Hacker News new | ask | show | jobs
by jeff-davis 740 days ago
Longjmp is used by Postgres for transaction aborts. With C, there's not really a better option available.
1 comments

That's not from within signal handlers, though. (i.e. it relates to this specific longjmp discussion but not the root post re. exceptions on other threads.)
It unfortunately is used from within signal handlers, albeit only in specific cases (SIGFPE). There used to several more, but we luckily largely cleaned that up over the last few years.
Meh. Well. Good to hear on the cleanup. Didn't know it used to be different :/

Re. SIGFPE, to be fair, it feels a bit like the "asynchronous vs. synchronous abort¹" thing on CPUs; synchronous aborts are reasonably doable while on asynchronous aborts you're pretty much left with torching things down far and wide.

(SIGFPE should hopefully be synchronous; it's in fact closely connected to sync/async CPU aborts...)

[¹ frequently also called exceptions, depending on the CPU architecture, but this post already uses "exception" for the language level concept]

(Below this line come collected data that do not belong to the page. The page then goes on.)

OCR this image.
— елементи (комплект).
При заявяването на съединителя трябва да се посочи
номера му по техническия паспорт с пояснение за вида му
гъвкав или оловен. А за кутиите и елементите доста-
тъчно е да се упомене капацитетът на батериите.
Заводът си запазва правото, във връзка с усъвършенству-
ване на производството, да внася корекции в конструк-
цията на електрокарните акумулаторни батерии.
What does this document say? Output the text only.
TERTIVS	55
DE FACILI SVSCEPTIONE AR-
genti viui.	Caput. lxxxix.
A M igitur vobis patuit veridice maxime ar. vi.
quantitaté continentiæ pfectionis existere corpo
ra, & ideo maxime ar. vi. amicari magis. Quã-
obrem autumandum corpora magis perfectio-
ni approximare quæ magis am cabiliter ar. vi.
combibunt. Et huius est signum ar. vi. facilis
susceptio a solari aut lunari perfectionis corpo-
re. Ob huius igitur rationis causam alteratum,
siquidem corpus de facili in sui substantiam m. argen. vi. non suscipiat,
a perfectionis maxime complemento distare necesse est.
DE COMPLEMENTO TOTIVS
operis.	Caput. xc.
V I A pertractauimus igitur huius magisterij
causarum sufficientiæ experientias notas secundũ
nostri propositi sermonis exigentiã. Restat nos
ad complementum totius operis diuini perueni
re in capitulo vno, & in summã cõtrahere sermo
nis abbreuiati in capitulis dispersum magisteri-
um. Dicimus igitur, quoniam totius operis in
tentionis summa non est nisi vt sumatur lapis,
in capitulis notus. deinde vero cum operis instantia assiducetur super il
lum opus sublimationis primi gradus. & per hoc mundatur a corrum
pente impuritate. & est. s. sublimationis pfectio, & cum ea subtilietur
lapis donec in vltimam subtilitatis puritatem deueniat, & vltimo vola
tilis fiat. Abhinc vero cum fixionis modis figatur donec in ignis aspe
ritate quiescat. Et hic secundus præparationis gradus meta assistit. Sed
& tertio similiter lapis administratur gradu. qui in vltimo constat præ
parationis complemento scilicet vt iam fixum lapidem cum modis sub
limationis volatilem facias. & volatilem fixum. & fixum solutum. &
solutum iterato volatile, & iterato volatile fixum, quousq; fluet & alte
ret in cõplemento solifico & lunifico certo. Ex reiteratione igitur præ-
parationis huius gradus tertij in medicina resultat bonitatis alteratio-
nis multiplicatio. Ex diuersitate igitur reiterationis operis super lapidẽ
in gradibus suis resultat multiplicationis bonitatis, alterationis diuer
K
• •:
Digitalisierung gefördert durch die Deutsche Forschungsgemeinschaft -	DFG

> Meh. Well. Good to hear on the cleanup. Didn't know it used to be different :/

If you want to be scared: Until not too long ago postgres' supervisor process would start some types of subprocesses from within a signal handler... Not entirely surprisingly, that found bugs in various debugging tools (IIRC at least valgrind, rr, one of the sanitizer libs).

> Re. SIGFPE, to be fair, it feels a bit like the "asynchronous vs. synchronous abort¹" thing on CPUs; synchronous aborts are reasonably doable while on asynchronous aborts you're pretty much left with torching things down far and wide.

Agreed, I think it's quite reasonable to use signals + longjmp() for the FP error case. In fact, I think we should do so more widely - we loose a fair bit of performance due to all kinds of floating point error checking that we could set up to instead signal.